Le troisième film cannois qui a retenu toute notre attention a été lui-aussi présenté en séance de minuit.

The Spy Gone North (Gongjak) est un thriller coréen de Yoon Jong-bin (The Unforgiven, Nameless Gangster) réunissant Jung-Min Hwang, Sung-min Lee et Ji-hoon Ju. Sans date de sortie, il a été acheté par Metropolitan. Souhaitons que le distributeur en fasse autre chose que la sortie désastreuse qu’avait été Battleship Island.

 

LA CRITIQUE

Avec l’actualité chaude qui se déroule le long du 49e parallèle, il n’en fallait pas plus à Thierry Frémaux pour orienter ses choix sur le sujet à aborder par les films coréens pour être pris dans la sélection officielle. Entre Burning et Gongjak, tout tourne autour de cette frontière imposée pour séparer à la Corée en deux depuis 1951. Projeté en séance de minuit, le nouveau long-métrage de Yoon Jong-bin (The Unforgiven, Nameless Gangster) s’inspire d’une véritable affaire d’espionnage qui a connu ses derniers rebondissements il y a quelques années. Gongjak, sous-titré “L’Espion parti au Nord”, suit le parcours d’un agent des services de renseignements sud-coréens envoyé espionner les voisins du Nord sous la couverture d’un banal commercial.

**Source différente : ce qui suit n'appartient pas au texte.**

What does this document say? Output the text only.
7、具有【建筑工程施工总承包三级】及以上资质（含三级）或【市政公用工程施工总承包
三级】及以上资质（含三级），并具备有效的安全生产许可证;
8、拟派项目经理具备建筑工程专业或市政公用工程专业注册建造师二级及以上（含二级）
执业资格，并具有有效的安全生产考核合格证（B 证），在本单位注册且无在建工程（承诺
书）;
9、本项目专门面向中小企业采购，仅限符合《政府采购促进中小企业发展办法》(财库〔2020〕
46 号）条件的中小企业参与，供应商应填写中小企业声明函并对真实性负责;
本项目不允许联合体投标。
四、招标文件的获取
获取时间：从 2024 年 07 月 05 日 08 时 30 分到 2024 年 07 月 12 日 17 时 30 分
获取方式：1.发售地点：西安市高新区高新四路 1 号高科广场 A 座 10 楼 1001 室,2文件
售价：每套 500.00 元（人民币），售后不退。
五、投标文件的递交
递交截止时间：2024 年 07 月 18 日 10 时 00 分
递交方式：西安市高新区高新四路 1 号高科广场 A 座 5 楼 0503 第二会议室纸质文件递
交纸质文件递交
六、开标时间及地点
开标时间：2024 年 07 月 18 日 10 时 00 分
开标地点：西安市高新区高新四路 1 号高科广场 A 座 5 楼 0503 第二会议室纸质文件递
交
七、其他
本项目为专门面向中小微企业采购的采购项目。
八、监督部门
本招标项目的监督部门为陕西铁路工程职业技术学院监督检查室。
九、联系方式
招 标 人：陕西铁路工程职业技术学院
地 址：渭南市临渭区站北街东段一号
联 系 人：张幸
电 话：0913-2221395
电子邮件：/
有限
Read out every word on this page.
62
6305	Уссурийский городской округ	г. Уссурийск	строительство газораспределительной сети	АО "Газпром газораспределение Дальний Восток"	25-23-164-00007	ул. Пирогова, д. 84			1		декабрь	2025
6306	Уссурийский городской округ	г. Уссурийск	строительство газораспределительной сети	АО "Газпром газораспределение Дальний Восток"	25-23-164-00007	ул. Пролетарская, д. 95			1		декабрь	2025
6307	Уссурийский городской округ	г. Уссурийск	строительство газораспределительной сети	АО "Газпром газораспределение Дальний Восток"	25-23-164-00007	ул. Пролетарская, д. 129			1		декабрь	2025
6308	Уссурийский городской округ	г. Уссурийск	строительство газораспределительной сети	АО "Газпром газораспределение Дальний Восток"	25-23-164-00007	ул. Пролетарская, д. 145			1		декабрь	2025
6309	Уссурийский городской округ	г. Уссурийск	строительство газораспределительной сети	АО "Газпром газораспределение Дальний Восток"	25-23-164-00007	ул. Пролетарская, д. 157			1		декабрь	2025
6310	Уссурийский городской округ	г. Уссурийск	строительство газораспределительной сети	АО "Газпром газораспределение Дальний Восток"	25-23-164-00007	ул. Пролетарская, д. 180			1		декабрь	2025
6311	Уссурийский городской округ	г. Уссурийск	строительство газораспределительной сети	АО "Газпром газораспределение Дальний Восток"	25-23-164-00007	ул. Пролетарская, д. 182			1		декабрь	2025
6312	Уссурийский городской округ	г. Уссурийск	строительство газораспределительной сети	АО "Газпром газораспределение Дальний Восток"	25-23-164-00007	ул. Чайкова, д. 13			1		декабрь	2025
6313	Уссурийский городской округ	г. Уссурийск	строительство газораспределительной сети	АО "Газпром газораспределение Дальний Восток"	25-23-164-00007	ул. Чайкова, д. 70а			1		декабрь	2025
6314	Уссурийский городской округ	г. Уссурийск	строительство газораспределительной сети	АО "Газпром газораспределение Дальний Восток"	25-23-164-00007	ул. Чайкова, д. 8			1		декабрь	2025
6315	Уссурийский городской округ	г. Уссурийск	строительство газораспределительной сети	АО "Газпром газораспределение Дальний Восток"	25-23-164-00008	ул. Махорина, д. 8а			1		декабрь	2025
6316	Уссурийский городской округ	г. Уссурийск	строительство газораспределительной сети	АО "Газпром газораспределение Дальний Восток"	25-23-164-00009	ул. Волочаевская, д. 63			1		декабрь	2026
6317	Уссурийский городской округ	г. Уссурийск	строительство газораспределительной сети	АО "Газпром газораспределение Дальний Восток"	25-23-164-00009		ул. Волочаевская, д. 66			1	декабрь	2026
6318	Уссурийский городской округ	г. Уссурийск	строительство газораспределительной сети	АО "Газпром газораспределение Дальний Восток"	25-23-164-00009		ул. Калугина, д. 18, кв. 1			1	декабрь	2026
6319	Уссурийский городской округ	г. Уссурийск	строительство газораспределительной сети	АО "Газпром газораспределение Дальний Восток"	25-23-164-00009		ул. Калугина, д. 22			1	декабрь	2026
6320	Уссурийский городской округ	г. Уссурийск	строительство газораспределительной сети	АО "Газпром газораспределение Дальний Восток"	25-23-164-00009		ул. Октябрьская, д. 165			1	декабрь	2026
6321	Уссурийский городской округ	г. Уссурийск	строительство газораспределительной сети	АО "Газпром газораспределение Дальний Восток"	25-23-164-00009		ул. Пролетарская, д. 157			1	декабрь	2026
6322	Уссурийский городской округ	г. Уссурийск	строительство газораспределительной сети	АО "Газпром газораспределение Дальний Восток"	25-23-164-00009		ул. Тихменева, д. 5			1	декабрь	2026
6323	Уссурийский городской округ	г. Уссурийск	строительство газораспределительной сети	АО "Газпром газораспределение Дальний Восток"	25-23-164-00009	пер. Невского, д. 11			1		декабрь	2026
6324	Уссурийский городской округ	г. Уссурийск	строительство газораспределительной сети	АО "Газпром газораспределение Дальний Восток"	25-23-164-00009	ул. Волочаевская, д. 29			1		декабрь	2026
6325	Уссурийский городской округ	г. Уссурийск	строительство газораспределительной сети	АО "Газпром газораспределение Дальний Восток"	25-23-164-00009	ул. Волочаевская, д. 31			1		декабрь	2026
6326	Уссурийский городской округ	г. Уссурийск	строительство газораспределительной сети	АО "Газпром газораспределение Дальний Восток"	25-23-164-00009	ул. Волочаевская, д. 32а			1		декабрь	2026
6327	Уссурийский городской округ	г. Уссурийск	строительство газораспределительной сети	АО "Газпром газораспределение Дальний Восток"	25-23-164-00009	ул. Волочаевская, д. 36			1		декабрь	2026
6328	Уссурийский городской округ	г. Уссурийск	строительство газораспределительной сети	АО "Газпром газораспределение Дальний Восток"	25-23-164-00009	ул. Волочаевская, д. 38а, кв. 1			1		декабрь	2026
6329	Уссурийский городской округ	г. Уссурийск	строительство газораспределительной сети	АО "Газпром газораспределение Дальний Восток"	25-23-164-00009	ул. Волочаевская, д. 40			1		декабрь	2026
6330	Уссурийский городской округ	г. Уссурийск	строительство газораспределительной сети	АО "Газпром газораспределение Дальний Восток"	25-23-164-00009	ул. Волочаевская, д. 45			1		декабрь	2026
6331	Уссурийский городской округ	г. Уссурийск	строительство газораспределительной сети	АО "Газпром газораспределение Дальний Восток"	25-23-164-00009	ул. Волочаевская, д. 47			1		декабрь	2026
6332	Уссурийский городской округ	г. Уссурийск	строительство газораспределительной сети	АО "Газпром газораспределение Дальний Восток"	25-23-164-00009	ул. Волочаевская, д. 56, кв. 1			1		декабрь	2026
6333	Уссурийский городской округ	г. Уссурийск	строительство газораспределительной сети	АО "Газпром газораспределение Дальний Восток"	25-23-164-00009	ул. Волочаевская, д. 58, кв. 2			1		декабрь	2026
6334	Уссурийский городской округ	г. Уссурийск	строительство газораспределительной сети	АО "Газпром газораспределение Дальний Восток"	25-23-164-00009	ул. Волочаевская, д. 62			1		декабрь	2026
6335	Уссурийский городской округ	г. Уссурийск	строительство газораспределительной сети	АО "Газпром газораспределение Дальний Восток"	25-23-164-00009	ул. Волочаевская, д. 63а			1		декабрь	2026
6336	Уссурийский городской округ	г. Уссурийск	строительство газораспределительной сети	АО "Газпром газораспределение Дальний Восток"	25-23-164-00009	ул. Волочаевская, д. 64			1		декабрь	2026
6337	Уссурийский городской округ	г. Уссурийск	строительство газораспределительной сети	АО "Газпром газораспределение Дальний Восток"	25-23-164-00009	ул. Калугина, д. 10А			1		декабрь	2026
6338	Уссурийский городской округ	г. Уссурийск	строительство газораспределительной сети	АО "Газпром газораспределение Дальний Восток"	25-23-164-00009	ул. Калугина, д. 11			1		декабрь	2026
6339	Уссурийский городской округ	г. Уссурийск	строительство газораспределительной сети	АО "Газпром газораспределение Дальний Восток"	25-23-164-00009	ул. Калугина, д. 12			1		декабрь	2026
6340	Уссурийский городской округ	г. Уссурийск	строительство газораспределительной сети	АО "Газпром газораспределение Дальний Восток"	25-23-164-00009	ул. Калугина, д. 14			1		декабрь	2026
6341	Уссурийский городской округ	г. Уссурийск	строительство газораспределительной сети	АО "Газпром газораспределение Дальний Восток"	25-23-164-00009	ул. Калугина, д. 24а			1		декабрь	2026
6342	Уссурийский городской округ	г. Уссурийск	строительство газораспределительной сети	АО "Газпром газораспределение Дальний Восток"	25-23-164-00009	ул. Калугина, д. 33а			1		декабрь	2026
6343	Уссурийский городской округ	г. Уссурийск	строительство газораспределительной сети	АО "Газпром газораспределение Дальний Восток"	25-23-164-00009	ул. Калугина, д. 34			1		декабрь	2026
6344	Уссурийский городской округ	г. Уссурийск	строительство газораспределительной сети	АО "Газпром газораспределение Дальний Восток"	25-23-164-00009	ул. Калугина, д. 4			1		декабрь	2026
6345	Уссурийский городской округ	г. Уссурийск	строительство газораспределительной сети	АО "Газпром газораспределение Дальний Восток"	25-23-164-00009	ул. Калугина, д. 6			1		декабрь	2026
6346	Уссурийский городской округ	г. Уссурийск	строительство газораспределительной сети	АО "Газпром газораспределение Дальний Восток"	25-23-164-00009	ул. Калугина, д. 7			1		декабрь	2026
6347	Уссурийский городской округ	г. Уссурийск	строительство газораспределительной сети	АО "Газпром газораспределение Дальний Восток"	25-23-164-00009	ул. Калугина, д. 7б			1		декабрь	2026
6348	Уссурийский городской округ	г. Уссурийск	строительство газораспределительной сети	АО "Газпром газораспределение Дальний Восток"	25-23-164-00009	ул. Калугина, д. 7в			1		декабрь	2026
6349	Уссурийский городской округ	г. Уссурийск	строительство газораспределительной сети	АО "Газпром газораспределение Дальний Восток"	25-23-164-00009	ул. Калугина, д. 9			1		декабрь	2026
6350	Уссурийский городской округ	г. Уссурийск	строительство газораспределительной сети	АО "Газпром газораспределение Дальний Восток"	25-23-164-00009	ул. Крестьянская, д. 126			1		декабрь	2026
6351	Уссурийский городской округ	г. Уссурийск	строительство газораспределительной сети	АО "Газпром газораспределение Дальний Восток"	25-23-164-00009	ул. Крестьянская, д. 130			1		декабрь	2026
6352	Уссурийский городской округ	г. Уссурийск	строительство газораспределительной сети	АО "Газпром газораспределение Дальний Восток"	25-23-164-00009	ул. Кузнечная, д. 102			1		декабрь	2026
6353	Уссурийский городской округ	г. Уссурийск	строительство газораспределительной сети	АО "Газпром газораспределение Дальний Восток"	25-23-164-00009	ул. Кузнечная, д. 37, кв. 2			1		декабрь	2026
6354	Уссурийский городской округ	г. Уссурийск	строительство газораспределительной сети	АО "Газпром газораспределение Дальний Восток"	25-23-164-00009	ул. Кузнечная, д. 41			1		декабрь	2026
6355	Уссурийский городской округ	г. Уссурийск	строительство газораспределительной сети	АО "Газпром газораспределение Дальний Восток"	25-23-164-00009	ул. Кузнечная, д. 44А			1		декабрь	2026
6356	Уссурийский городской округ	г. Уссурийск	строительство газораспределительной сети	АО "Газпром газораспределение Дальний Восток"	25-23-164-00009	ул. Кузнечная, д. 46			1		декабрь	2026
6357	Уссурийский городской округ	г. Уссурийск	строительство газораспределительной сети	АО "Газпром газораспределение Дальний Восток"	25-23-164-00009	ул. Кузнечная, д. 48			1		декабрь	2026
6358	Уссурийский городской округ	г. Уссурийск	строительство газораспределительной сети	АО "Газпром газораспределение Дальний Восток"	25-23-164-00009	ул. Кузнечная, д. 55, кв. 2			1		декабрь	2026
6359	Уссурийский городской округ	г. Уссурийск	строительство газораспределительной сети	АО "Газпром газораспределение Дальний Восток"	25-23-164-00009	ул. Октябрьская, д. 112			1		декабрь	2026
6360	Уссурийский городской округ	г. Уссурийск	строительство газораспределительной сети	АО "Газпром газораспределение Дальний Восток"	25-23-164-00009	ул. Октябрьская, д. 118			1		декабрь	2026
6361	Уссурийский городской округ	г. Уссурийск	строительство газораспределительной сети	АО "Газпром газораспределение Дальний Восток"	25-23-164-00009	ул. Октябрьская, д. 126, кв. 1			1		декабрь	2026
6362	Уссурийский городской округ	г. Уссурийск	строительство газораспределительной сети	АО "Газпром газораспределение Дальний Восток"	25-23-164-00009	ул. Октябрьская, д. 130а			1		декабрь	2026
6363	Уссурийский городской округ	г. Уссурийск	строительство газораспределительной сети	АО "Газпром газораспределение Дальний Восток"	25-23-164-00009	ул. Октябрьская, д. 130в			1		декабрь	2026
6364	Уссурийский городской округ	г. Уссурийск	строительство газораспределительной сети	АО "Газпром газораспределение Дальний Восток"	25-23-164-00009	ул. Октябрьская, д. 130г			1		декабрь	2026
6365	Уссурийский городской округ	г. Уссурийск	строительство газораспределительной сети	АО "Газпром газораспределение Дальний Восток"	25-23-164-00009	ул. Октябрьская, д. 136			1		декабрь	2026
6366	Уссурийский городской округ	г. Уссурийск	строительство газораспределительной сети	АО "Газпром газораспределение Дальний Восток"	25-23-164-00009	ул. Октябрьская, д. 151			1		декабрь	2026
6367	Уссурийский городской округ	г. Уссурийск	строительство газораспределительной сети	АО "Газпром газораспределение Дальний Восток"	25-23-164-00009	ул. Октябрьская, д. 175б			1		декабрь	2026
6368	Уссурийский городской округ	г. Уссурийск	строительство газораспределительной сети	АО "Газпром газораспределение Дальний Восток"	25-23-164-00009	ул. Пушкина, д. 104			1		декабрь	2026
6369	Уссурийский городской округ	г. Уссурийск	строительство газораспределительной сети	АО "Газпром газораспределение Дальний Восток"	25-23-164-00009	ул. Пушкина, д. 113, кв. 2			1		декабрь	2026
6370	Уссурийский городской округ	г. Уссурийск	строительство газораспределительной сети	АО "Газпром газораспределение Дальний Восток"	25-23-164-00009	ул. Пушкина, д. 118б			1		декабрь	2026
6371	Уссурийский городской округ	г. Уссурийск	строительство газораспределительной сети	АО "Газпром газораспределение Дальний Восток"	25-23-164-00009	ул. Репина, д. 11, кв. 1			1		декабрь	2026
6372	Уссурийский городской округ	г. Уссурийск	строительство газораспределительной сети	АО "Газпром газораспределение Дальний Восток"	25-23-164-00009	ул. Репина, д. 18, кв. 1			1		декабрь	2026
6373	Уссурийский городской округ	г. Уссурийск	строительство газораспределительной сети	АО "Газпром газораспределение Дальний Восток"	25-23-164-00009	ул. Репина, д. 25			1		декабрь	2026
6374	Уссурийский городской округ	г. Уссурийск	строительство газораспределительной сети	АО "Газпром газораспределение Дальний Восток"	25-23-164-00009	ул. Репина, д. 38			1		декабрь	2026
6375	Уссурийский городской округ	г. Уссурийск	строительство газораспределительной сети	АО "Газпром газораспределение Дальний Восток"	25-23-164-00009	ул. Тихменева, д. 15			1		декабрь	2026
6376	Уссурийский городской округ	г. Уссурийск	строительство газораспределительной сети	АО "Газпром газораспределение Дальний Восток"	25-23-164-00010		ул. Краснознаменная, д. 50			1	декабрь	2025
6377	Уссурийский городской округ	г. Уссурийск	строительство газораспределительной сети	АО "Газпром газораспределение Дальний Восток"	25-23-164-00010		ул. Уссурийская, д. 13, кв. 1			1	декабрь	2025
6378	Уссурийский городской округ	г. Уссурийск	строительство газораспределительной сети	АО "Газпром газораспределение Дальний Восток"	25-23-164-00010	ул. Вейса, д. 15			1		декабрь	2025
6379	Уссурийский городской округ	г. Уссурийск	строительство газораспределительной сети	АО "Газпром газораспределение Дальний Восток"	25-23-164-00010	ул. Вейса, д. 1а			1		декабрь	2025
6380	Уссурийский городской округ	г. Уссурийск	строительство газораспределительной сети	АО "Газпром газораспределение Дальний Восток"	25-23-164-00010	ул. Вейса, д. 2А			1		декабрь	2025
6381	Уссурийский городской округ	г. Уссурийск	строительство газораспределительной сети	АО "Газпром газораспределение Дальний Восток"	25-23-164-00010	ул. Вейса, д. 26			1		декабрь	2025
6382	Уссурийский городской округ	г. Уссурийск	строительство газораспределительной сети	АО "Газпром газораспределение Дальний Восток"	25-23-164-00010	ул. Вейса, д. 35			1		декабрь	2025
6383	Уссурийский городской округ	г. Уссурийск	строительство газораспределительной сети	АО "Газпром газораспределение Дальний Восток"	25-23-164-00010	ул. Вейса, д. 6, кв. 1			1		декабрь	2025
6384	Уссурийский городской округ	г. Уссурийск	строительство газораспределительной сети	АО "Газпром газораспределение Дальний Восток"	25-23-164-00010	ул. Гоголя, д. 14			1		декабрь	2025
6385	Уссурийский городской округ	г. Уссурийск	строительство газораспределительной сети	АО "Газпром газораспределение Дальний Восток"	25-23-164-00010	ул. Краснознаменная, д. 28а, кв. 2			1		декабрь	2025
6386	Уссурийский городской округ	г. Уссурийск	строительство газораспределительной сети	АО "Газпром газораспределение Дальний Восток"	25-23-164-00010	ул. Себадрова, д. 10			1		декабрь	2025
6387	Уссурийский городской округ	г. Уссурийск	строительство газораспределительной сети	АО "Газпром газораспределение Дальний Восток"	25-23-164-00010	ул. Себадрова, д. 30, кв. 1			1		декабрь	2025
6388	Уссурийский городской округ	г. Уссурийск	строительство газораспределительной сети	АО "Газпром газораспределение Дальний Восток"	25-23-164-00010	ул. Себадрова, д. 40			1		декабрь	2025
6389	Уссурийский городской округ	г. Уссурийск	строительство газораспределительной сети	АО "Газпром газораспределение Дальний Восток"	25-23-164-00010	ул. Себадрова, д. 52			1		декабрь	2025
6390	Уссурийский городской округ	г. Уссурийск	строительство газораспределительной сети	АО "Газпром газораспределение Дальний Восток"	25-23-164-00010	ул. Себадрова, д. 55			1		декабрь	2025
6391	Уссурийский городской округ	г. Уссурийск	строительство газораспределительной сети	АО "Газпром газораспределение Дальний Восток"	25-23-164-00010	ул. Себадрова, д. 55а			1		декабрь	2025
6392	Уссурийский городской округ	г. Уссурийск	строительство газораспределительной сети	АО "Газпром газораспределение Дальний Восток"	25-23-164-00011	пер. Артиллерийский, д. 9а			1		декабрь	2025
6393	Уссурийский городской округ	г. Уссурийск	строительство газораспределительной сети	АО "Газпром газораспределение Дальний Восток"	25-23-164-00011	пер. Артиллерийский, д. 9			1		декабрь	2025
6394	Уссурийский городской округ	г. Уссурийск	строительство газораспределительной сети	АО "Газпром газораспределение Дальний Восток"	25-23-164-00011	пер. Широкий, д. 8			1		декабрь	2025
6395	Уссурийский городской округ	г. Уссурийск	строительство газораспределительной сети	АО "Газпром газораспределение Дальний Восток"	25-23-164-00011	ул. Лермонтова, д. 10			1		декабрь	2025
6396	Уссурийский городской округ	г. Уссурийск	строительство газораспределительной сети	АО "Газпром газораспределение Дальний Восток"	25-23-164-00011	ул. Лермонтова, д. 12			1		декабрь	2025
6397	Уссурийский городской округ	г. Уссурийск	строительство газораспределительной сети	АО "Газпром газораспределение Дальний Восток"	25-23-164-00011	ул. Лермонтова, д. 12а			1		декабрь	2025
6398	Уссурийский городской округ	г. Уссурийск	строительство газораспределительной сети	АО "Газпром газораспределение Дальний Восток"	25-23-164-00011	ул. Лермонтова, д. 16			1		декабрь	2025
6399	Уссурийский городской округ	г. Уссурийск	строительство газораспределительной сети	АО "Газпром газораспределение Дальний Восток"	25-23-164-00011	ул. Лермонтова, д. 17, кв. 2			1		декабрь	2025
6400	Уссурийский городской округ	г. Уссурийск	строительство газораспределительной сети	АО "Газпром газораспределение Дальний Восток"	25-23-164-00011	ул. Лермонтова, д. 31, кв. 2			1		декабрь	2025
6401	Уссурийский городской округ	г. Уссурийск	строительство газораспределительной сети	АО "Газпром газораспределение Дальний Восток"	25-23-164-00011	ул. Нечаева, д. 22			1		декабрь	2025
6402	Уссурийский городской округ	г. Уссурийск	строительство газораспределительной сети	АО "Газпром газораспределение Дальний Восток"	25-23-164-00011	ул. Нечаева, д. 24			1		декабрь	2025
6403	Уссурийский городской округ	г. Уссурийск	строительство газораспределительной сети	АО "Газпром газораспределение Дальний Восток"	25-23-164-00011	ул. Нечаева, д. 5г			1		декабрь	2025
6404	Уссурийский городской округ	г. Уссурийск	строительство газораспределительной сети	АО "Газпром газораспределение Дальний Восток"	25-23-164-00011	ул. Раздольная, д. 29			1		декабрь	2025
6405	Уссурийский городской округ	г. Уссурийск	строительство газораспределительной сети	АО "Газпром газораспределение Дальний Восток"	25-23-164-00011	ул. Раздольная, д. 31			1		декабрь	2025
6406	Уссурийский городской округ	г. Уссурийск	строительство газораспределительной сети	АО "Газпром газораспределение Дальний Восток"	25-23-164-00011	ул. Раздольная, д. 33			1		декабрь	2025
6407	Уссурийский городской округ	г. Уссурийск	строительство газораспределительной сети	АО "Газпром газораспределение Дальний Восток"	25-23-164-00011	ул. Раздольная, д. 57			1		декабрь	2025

Il est dommage qui vous ayez raté Hwang Jung-ming dans Battleship Island de Ryoo Sung-hwan, sorti en mars dernier. Car si l’acteur est toujours aussi impeccable pour tenir ce rôle ambigu entre le prince de machiavel et le dindon de la farce, le log-métrage en lui-même est un peu moins au niveau. Rarement les enjeux prennent de l’ampleur après le prologue qui nous concentre sur le programme nucléaire mené par Kim Jong-il. Gongjak est un film d’espionnage très bavard, où beaucoup trop d’informations et rapports de force entre les protagonistes passent par le dialogue. De fait, le rythme global en pâtit avec de grosses longueurs et nous avons du mal à nous projeter de l’empathie envers les personnages à l’écran.

C’est grâce à son final que Yoon Jong-bin parvient à revenir dans les clous. Une dernière séquence assez émouvante, même si voulue comme larmoyante, qui recoupe avec l’ère de détente entre les deux nations coréennes. Gongjak est néanmoins une belle tentative de vulgarisation du conflit dans les années 90, période où l’Asie du Sud-Est est en proie à de nombreux bouleversements politiques. Entre une réincarnation de Kim Jong-il digne d’un méchant excentrique de James Bond et un hommage musical à Shining qui se perd au milieu de cette affaire, Gongjak n’est pas forcément le thriller d’espionnage espéré.